O Pentágono anunciou nesta sexta-feira (1º) acordos com sete empresas de inteligência artificial para acelerar a adoção da tecnologia nas Forças Armadas dos Estados Unidos.
SpaceX, OpenAI, Google, NVIDIA, Reflection, Microsoft e Amazon Web Services são as signatárias do contrato com o Departamento de Defesa americano.
O objetivo declarado é transformar o Exército em uma força orientada por IA, com maior capacidade de tomar decisões com rapidez e eficiência em cenários de conflito.
Em comunicado oficial, o Pentágono descreveu os acordos como um passo estratégico para modernizar as operações militares por meio da tecnologia. A iniciativa reuniu num mesmo contrato empresas que dominam infraestrutura de nuvem, modelos de linguagem e hardware especializado em IA.

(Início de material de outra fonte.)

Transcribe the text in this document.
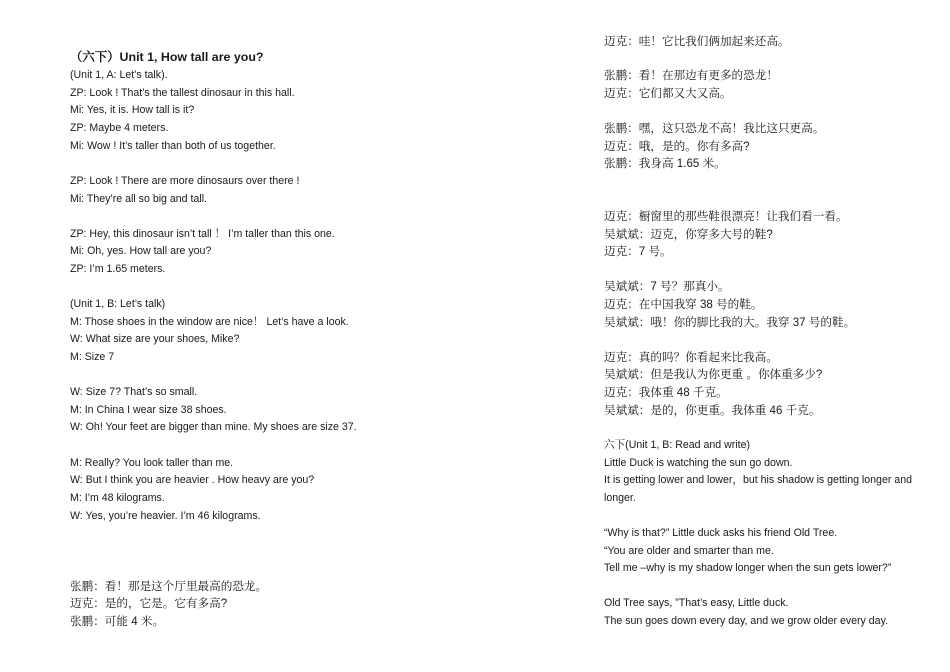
（六下）Unit 1, How tall are you?
(Unit 1, A: Let’s talk).
ZP: Look ! That’s the tallest dinosaur in this hall.
Mi: Yes, it is. How tall is it?
ZP: Maybe 4 meters.
Mi: Wow ! It’s taller than both of us together.
ZP: Look ! There are more dinosaurs over there !
Mi: They’re all so big and tall.
ZP: Hey, this dinosaur isn’t tall ！ I’m taller than this one.
Mi: Oh, yes. How tall are you?
ZP: I’m 1.65 meters.
(Unit 1, B: Let’s talk)
M: Those shoes in the window are nice！ Let’s have a look.
W: What size are your shoes, Mike?
M: Size 7
W: Size 7? That’s so small.
M: In China I wear size 38 shoes.
W: Oh! Your feet are bigger than mine. My shoes are size 37.
M: Really? You look taller than me.
W: But I think you are heavier . How heavy are you?
M: I’m 48 kilograms.
W: Yes, you’re heavier. I’m 46 kilograms.
张鹏：看！那是这个厅里最高的恐龙。
迈克：是的，它是。它有多高?
张鹏：可能 4 米。
迈克：哇！它比我们俩加起来还高。
张鹏：看！在那边有更多的恐龙！
迈克：它们都又大又高。
张鹏：嘿，这只恐龙不高！我比这只更高。
迈克：哦，是的。你有多高?
张鹏：我身高 1.65 米。
迈克：橱窗里的那些鞋很漂亮！让我们看一看。
吴斌斌：迈克，你穿多大号的鞋?
迈克：7 号。
吴斌斌：7 号？那真小。
迈克：在中国我穿 38 号的鞋。
吴斌斌：哦！你的脚比我的大。我穿 37 号的鞋。
迈克：真的吗？你看起来比我高。
吴斌斌：但是我认为你更重 。你体重多少?
迈克：我体重 48 千克。
吴斌斌：是的，你更重。我体重 46 千克。
六下(Unit 1, B: Read and write)
Little Duck is watching the sun go down.
It is getting lower and lower，but his shadow is getting longer and
longer.
“Why is that?” Little duck asks his friend Old Tree.
“You are older and smarter than me.
Tell me –why is my shadow longer when the sun gets lower?”
Old Tree says, ”That’s easy, Little duck.
The sun goes down every day, and we grow older every day.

A presença da Amazon Web Services é especialmente simbólica: a AWS se tornou uma das principais parceiras operacionais da OpenAI após a reformulação do acordo entre a empresa de Sam Altman e a Microsoft — movimento que abriu caminho para a companhia diversificar sua base de infraestrutura. Agora, as duas empresas figuram juntas como contratadas do Departamento de Defesa. Leia mais: OpenAI ganha liberdade para usar outras nuvens em reestruturação com Microsoft.
A OpenAI chega a esse contrato em um momento de alta valorização no mercado privado. Em abril, a empresa captou US$ 122 bilhões em rodada que incluiu Amazon, Microsoft e Nvidia entre os investidores, atingindo avaliação de US$ 852 bilhões. As três companhias que apoiaram essa rodada agora também assinam, ao lado da OpenAI, o acordo com o Pentágono. Confira: OpenAI capta US$ 122 bilhões e é avaliada em US$ 852 bilhões.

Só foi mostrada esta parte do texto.